Jamás había apreciado dudas en Yusuf. Algo bien extraño debía haber sucedido para que viniera a consultarme.

XXXVII

A
L HAKAM
, EL JUEZ

Yusuf calló. Yo ardía por conocer los sucesos que lo atormentaban, pero decidí no apremiarlo. Paseamos en silencio. Atravesamos el barrio de Abul-Así. Llegamos hasta la alhóndiga de los Extranjeros, en la que genoveses y aragoneses pregonaban sus mercancías. Ante sus puertas, el imán habló por fin.

—Tengo que condenar a dos hombres a la peor de las muertes.

Alargué el cuello con espanto. Olvidé los gritos de los forasteros para intentar comprender el sentido de su frase.

—Es muy duro. Sé que es mi deber. Actúo según la
sharía
, pero quiero estar completamente seguro antes de tomar una decisión.

¿Tendría relación con la condena de Osmán? ¿Por qué, si no, había llegado hasta mí? Tenía que salir de dudas.

—¿Qué ha ocurrido, Yusuf?

—Verás, es difícil de explicar. Hace dos días, vino a verme un joven que alguna vez había aparecido por mi mezquita. Después de muchos circunloquios me dijo que tenía que contarme algo muy grave.

Tomó aire. Dejé que acumulara fuerzas para rememorar lo trágico. Un aragonés quiso atraer nuestra atención a su género de lana. No le hicimos caso alguno.

—Salgamos del mercado, preciso tranquilidad.

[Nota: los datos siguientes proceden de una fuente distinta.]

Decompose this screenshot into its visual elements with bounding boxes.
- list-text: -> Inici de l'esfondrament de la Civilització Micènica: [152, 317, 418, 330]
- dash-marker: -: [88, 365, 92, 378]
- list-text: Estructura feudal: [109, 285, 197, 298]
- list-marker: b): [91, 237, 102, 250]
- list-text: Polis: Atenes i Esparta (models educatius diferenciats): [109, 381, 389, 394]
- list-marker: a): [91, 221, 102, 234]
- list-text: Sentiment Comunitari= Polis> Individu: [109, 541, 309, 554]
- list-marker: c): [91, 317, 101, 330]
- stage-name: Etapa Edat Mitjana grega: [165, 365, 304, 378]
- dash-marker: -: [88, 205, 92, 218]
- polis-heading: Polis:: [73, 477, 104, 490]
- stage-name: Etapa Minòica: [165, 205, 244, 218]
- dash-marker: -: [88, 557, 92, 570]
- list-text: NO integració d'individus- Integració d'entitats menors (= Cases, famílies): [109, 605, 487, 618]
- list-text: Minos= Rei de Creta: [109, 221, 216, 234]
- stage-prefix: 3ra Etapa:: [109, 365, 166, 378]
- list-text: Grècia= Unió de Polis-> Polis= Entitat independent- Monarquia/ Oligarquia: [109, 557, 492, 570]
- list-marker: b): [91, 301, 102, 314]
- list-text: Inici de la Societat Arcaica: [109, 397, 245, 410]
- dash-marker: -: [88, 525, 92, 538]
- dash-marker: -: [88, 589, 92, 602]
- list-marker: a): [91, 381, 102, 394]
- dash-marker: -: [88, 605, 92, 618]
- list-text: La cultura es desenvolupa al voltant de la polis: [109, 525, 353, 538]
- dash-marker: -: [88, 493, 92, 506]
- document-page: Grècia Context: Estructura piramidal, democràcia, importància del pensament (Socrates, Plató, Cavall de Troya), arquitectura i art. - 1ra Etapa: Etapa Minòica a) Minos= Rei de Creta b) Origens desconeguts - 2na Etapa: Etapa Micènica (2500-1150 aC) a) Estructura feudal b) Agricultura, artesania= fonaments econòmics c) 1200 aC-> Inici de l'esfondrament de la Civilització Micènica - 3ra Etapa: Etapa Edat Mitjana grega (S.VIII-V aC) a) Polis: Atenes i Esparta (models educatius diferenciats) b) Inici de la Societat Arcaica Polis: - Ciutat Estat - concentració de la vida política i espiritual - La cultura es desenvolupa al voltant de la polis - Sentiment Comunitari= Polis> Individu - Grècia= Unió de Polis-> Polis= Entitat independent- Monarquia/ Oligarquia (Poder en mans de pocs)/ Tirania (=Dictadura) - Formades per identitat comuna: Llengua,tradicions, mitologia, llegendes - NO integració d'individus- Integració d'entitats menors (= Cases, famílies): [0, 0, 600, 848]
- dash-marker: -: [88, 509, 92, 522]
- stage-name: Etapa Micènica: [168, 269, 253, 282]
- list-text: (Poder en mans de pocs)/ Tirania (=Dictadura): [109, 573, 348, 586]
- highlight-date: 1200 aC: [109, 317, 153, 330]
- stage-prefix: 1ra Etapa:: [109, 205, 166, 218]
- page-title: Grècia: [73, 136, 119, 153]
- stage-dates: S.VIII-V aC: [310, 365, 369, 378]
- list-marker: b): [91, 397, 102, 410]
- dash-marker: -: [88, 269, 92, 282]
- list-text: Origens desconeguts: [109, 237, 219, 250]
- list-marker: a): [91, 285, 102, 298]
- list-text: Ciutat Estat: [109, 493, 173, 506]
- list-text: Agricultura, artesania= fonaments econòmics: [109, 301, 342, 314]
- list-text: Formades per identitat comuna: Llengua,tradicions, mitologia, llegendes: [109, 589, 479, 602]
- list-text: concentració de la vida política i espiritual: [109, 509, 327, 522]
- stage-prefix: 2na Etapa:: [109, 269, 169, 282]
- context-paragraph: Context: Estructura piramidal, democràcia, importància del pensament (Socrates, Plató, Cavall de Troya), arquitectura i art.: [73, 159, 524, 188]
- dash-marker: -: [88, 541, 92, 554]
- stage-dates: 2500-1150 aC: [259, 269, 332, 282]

—Yusuf, ¿qué te contó aquel joven en la mezquita?

—Que dos hombres cometían el pecado nefando. Los había visto. Su conciencia no se quedaba tranquila si no lo denunciaba a una autoridad religiosa.

No supe bien por qué, pero algo en el inicio de aquella historia me alarmó. En Granada se cometían muchos actos nefandos, como gustaba decir el imán, pero jamás llegaban a oídos de los religiosos.

—Le dije que era una denuncia muy grave —continuó Yusuf—. La
sharía
impone pena de muerte a los sodomitas. Me respondió que ya lo sabía, pero que, como buen musulmán, había entendido que su deber era ponerlo en mi conocimiento. Ya te puedes figurar el dilema al que me arrojó. Detesto a los invertidos, pero jamás en esta ciudad los hemos lapidado. Si poníamos en marcha el procedimiento previsto en la
sharía
, el resultado podía resultar fatal. Pero si me abstenía, el joven criticaría mi moral laxa, y perdería ante él toda autoridad espiritual.